Así Platón sugería organizar los programas de los ejercicios en base a la preparación militar y a las particulares de cada edad:

Lo mejor de todo para la guerra es, sin duda, la agilidad del cuerpo en general, tanto la de los pies como la de las manos; aquélla para huir y para capturar al enemigo, la otra para la lucha que se mantiene trabándose cuerpo a cuerpo, que exige fuerza y vigor. (Betancor y Vilanou, 1995, p. 88)

La cita latina “ludus pro Patria” (el juego por la Patria) era referida al tipo de juegos utilizados para la formación física de los defensores de la nación (Blanco, 1930, p. 440-401). Por lo que rápidamente se deprende que los juegos de combate son condecentes a mantener las estructuras jerarquizas del grupo y a la aceptación de social de la guerra. ¿Jugar es siempre luchar, tratar de vencer, superar el obstáculo y al adversario? Jugar es demostrarse, probarse y reafirmarse, jugar es poseer. Como cita Pierre Bovet (1922, p. 10), director del Instituto Jean-Jacques Rousseau de Ginebra: en la vida la guerra es eterna y el “hombre nace combatiente”, por lo que en tanto que los niños se peleen, los pueblos harán la guerra.
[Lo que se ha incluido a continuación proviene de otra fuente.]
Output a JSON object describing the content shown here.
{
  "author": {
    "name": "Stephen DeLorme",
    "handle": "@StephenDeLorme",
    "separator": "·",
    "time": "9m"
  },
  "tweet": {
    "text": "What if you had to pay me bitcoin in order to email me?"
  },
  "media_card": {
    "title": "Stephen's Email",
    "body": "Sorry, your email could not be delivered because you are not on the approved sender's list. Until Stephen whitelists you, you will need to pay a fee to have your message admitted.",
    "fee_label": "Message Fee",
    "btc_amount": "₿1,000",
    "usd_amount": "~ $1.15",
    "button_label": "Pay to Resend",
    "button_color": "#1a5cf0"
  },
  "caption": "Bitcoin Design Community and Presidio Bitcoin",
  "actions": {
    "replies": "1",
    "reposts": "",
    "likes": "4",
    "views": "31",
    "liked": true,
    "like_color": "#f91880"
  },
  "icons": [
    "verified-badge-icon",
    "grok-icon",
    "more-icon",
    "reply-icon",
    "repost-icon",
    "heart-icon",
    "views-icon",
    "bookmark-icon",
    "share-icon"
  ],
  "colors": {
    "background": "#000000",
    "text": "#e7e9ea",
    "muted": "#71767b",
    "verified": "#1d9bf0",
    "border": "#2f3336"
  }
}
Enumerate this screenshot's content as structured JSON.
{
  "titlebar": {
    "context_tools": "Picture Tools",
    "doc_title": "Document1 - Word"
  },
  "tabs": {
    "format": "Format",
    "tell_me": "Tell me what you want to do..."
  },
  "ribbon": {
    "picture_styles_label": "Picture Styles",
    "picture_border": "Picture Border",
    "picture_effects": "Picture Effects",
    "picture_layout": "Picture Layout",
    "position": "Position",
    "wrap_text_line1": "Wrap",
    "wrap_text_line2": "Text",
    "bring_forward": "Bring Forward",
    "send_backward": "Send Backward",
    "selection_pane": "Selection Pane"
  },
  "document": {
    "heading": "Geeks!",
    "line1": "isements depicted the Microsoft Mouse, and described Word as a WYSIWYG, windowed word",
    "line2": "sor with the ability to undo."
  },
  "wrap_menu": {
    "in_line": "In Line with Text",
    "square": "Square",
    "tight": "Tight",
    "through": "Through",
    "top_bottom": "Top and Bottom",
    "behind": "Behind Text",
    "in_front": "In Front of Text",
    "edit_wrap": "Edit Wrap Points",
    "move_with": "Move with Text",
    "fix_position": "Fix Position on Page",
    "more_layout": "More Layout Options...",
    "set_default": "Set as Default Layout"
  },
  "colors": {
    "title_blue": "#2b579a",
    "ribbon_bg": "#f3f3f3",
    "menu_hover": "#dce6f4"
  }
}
La identificación clásica de la guerra con el juego (Betancor y Vilanou, 1995; Pritchard, 2015) tiene en el teórico prusiano Karl Von Clausewitz (1984, p. 55) su máxima expresión al afirmar que tanto “por su naturaleza subjetiva como por su naturaleza objetiva, la guerra se convierte en un juego”. Ciertamente, esta idea ha sido tratada por otros autores que se han ocupado sobre la teoría del juego. En la Edad Media “los juegos se parecían a la guerra y la guerra se parecía a los juegos”, cita Jean Jules Jusserand (1901, p. 12). Esta percepción, que es también reconocida por Johan Huizinga (1938/1957) y Roger Callois (1961/1986), se traduce en el llamado “juego de la guerra”. Como cita Parlebas (1986/1988), el juego del marro (juego de guerra/ de vida y muerte) como duelo simétrico tiene su semblante agonístico en los campos de batalla. Es un juego “civilizado” o “pueril” que se ubica en los juegos de equipo de las melées o en los torneos medievales como el soule, la crosse, el calcio, etc.

En palabras de Callois (1961/1986, p. 45), “para cada competidor el resorte del juego es de deseo de ver reconocida su excelencia en un terreno determinado”. Para alcanzar esta aprobación social el sujeto debe someterse a códigos de disciplina y entrenamiento en los que se retroalimente el afán de la victoria. Por ello los juegos de combate (agon) constituyen una forma explícita de manifestar públicamente el mérito profesional.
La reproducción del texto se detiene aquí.